Darcy has to finish the sentence he got for making moonshine and do time for assault. He’s working in the kitchen as a butcher making five cents an hour while I’m trying to live on tips.” Muriel’s voice turned pouty saying, “‘What do I have to do, get you boys to have another round?’ Here’re these hotshots with coal dust in their pores saying things like ‘How about showing us your goodies?’ I roll my eyes and act cute, it’s worth about a buck and a half. But hey, I want to hear about your situation. Walter hit you and it woke you up or what? You were only married to him about a year.”

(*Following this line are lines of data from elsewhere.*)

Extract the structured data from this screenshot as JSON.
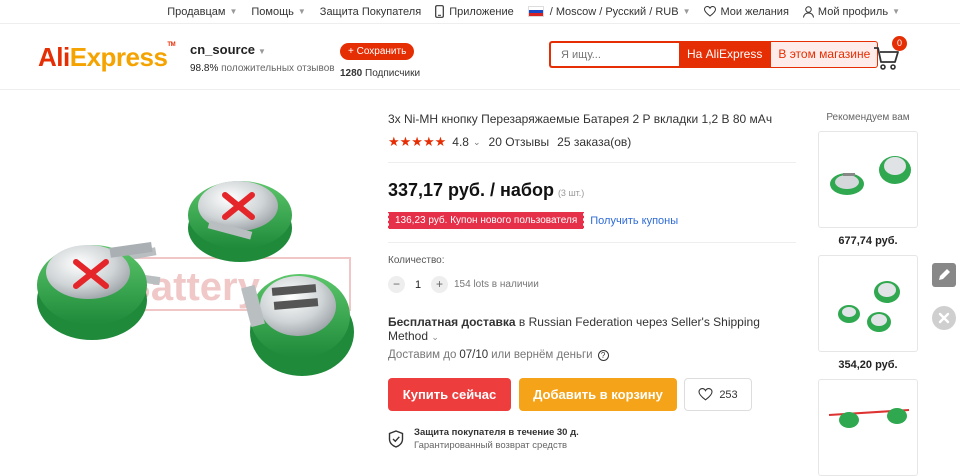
{
  "topbar": {
    "sellers": "Продавцам",
    "help": "Помощь",
    "buyer_protection": "Защита Покупателя",
    "app": "Приложение",
    "locale": "/ Moscow / Русский /  RUB",
    "wishlist": "Мои желания",
    "profile": "Мой профиль"
  },
  "header": {
    "logo_ali": "Ali",
    "logo_express": "Express",
    "store_name": "cn_source",
    "positive_pct": "98.8%",
    "positive_label": "положительных отзывов",
    "follow_label": "+ Сохранить",
    "subscribers_count": "1280",
    "subscribers_label": "Подписчики",
    "search_placeholder": "Я ищу...",
    "search_aliexpress": "На AliExpress",
    "search_store": "В этом магазине",
    "cart_count": "0"
  },
  "product": {
    "title": "3x Ni-MH кнопку Перезаряжаемые Батарея 2 Р вкладки 1,2 В 80 мАч",
    "rating_value": "4.8",
    "rating_stars": 4.8,
    "reviews": "20 Отзывы",
    "orders": "25 заказа(ов)",
    "price": "337,17 руб. / набор",
    "price_unit": "(3 шт.)",
    "coupon": "136,23 руб. Купон нового пользователя",
    "get_coupons": "Получить купоны",
    "quantity_label": "Количество:",
    "quantity_value": "1",
    "stock": "154 lots в наличии",
    "shipping_bold": "Бесплатная доставка",
    "shipping_rest": " в Russian Federation через Seller's Shipping Method",
    "deliver_prefix": "Доставим до",
    "deliver_date": "07/10",
    "deliver_suffix": "или вернём деньги",
    "buy_now": "Купить сейчас",
    "add_to_cart": "Добавить в корзину",
    "wish_count": "253",
    "protection_title": "Защита покупателя в течение 30 д.",
    "protection_sub": "Гарантированный возврат средств",
    "image_watermark": "Battery"
  },
  "recommendations": {
    "title": "Рекомендуем вам",
    "items": [
      {
        "price": "677,74 руб."
      },
      {
        "price": "354,20 руб."
      },
      {
        "price": ""
      }
    ]
  },
  "colors": {
    "accent": "#e62e04",
    "buy": "#ee3d3d",
    "cart": "#f5a319",
    "battery_green": "#2fa84f",
    "link": "#2e6bd6"
  }
}
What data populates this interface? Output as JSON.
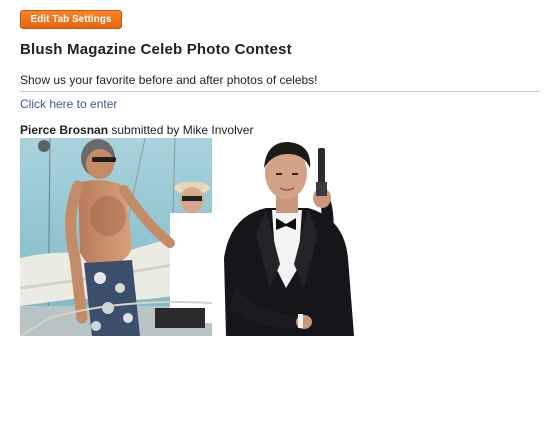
{
  "toolbar": {
    "edit_tab_label": "Edit Tab Settings"
  },
  "contest": {
    "title": "Blush Magazine Celeb Photo Contest",
    "description": "Show us your favorite before and after photos of celebs!",
    "enter_link": "Click here to enter"
  },
  "entry": {
    "celebrity": "Pierce Brosnan",
    "submitted_by": " submitted by Mike Involver"
  },
  "photos": [
    {
      "icon": "before-photo-beach-boat"
    },
    {
      "icon": "after-photo-tuxedo-portrait"
    }
  ]
}
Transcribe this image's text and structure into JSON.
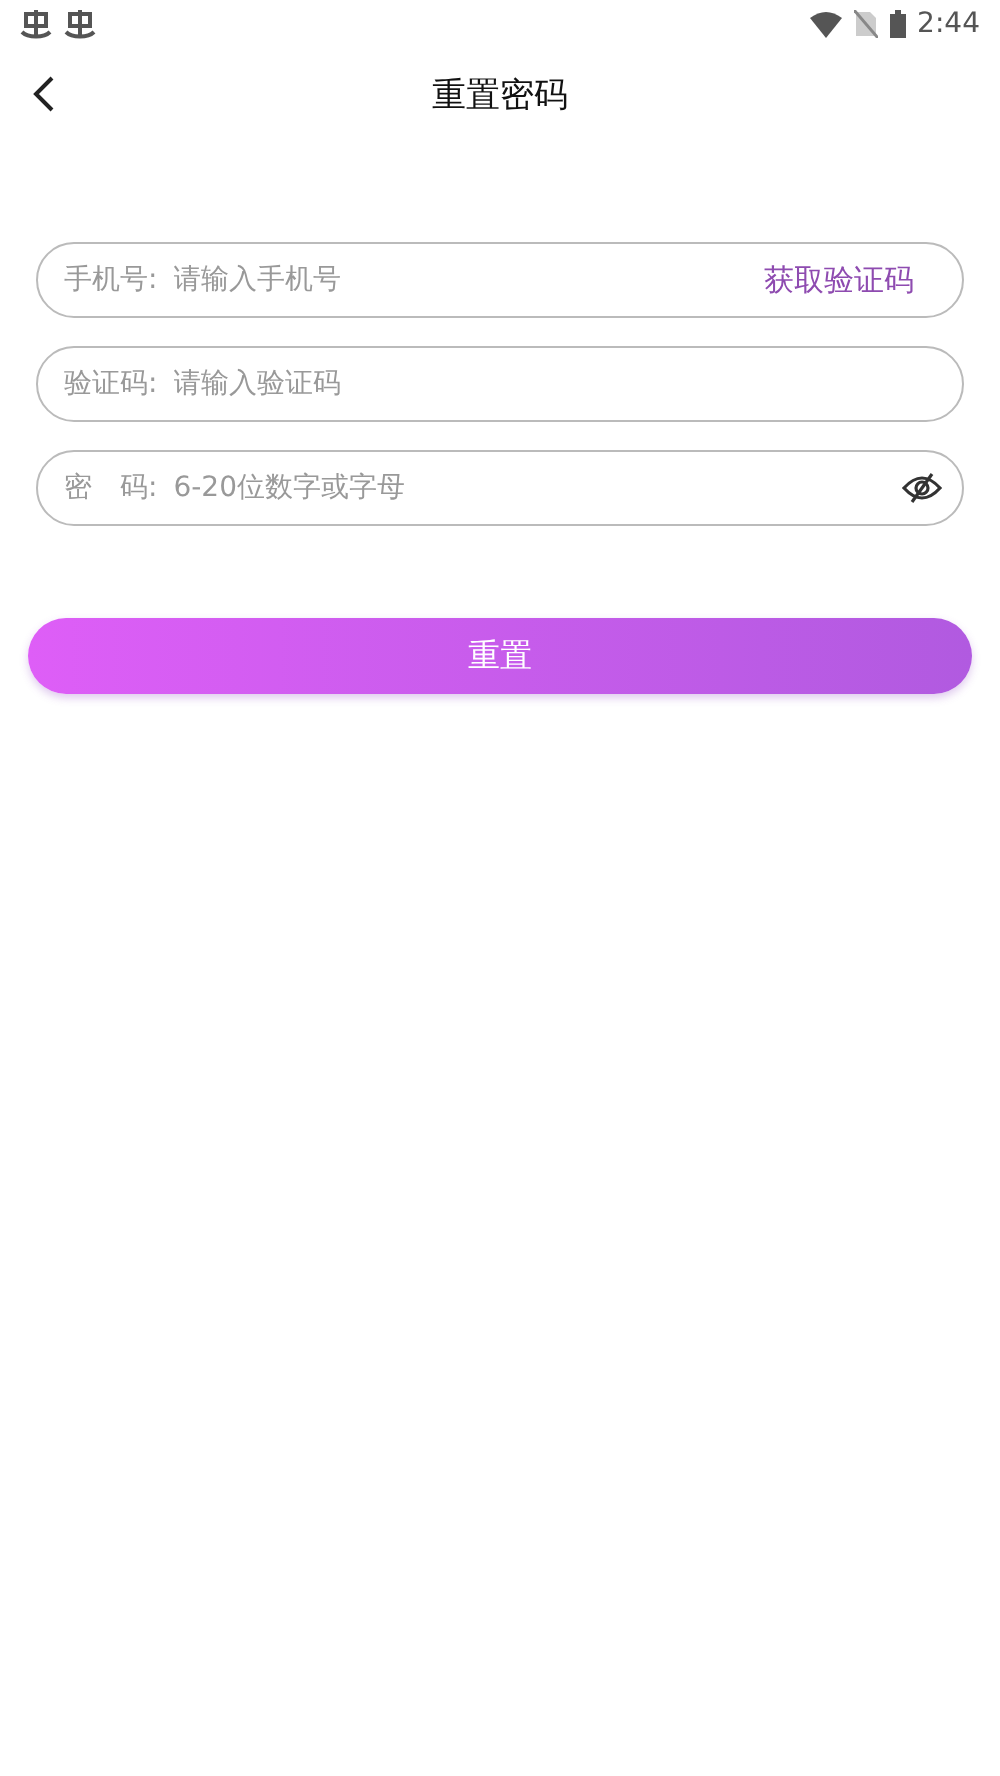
{
  "status_bar": {
    "time": "2:44"
  },
  "header": {
    "title": "重置密码"
  },
  "fields": [
    {
      "kind": "phone",
      "label": "手机号:",
      "placeholder": "请输入手机号",
      "action": "获取验证码"
    },
    {
      "kind": "code",
      "label": "验证码:",
      "placeholder": "请输入验证码"
    },
    {
      "kind": "password",
      "label": "密　码:",
      "placeholder": "6-20位数字或字母"
    }
  ],
  "submit_button": "重置"
}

“One year to the day I walked out,” Honey said, “November the ninth. I brought him a plate of Limburger and crackers, he won’t eat American cheese. Walter’s sitting by the radio, the volume turned up. I said, ‘You happen to know what anniversary today is?’ He’s listening to the news, the German Army going through Poland like rhubarb through a tall woman. France is next and England’s getting ready. I asked him again, ‘Walter, you happen to recall what anniversary falls on November the ninth?’ It was like I lit his fuse. He yells at me, ‘Blutzeuge, the Nazi Day of Blood, idiot.’ He’s talking about the day Hitler started his takeover in 1923 that didn’t work and he ended up in prison. But that date, the ninth of November, became a Nazi holy day. It’s why he picked it for our wedding. ‘The Day of Blood.’ Only Walter called it ‘the Night of Blood’ as we’re going to bed together for the first time. I let him think I was still a virgin, twenty-five years old. He climbed on top, and it was like a one-minute blitzkrieg start to finish. He never asked if I was okay or checked the sheet, he was through. Anyway, I said to Walter, standing by the radio with his cheese and crackers, ‘Dumb me, I thought you’d remember the ninth as our wedding anniversary.’ He didn’t bother to look up, he waved his hand at me to get away, stop bothering him. I took that as my cue and walked out.”